Pandhawa Boyong

Pandhawa Boyong
Pandhawa Boyong

Kamis ini malam Jumat Kliwon. Teater Lingkar menyajikan pagelaran wayang kulit “Pandhawa Boyong”, dengan dalang Ki Sigit Adji Sabdapriyono, dari Purbalingga.

Saya datang terlambat. Di depan gedung telah disambut gadis Kopi Torabika. Ngga’, ah! Saya baru ngopi di rumah. Apalagi di saku jaket saya  ada sebuah aqua gelas. Lebih baik tidak banyak minum, supaya tidak kencing di seputar gedung di sini.
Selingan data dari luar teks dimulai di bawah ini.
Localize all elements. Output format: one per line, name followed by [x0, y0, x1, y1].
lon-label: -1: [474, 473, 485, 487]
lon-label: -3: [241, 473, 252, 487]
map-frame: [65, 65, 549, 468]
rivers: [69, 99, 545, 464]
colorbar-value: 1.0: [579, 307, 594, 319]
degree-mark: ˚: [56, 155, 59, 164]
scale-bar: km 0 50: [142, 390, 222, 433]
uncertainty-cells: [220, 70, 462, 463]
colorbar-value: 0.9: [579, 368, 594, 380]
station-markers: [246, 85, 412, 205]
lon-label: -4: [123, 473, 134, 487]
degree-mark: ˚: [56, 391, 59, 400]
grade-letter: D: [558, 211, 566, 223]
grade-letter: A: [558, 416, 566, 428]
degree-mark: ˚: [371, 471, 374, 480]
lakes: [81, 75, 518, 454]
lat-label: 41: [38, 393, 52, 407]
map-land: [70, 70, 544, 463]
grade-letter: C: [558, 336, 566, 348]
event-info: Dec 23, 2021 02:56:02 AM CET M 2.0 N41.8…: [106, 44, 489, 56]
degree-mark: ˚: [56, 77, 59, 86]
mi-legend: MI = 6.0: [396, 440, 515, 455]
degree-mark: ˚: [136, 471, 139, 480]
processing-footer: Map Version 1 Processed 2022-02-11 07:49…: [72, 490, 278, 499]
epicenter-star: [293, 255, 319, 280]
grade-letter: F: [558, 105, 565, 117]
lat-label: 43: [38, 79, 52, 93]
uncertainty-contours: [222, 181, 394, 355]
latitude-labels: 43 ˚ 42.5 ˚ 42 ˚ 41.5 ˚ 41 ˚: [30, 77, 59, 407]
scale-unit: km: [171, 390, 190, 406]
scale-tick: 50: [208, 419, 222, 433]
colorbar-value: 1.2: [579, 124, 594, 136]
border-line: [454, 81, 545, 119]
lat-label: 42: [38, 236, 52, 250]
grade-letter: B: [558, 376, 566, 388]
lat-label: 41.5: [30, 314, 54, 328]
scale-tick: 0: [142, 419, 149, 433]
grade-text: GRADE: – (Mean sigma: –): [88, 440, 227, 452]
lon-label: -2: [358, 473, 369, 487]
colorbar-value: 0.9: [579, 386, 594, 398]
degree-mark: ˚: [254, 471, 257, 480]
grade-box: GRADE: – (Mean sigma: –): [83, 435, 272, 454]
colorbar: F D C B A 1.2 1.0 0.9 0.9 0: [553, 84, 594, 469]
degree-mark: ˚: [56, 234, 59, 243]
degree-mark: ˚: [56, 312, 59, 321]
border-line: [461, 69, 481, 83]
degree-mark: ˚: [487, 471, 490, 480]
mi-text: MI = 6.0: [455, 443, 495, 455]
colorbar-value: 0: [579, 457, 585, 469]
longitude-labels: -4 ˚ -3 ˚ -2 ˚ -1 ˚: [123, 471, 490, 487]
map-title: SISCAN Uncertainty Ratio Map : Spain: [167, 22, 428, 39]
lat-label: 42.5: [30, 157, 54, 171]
Karena WC di sini jarang ada air. Juga pesingnya bukan main.

Di kelir sedang menggambarkan adegan pisowanan Pandhawa setelah menang perang. Rupanya sedang membahas dua hal: 1. Siapa yang akan memimpin Pandhawa sekarang? 2. Bagaimana dan kapan trah Pandhawa akan di boyong ke Astina? Setelah perang Baratayuda, Pandhawa menyisakan 3 orang jagoannya. Diantaranya adalah Werkudara, Janaka dan Puntadewa. Nakula-Sadewa tidak terdengar kabar beritanya. Ternyata cucu-cucu Pandhawa akan segera pindah. Atas hasutan Aswatama putera Pendeta Durna maka, terpengaruhlah Raja Garbaruci, yang bernama Rahaspati untuk mengambil Astina dari Pandhawa. Aswatama hadir dengan penampilan berbeda, sehingga bikin pangling. Berambut panjang di kepala, godeg, kumis, dada dan sebagainya. Ini untuk menyamar agar tidak mudah ketangkap (kayak Noordin M Top) dan hendak membalaskan kekalahan Bala Kurawa. Maka cucu-cucu Pandhawa seperti Sasikirana, Suryakaca, Danurwindu, Sanga-sanga berhadapan dengan pasukan Raja Rahaspati. Akhirnya, cucu Pandhawa menang dan meneruskan perjalanan. Mereka muda usia tetapi sakti luar biasa disertai dengan perlindungan restu dari orang tua dan para leluhur mereka. Aswatama lari, masuk ke hutan Kurujenggala, menjumpai teman lama. Sayangnya, teman lama ini tidak mau diajak sekongkol untuk menyerang Pandhawa yang hendak menduduki tanah Astina. Di bawah tuntunan Kresna, terpilihlah Puntadewa untuk duduk di singgasana, yang membawahi tanah Astina seluruhnya.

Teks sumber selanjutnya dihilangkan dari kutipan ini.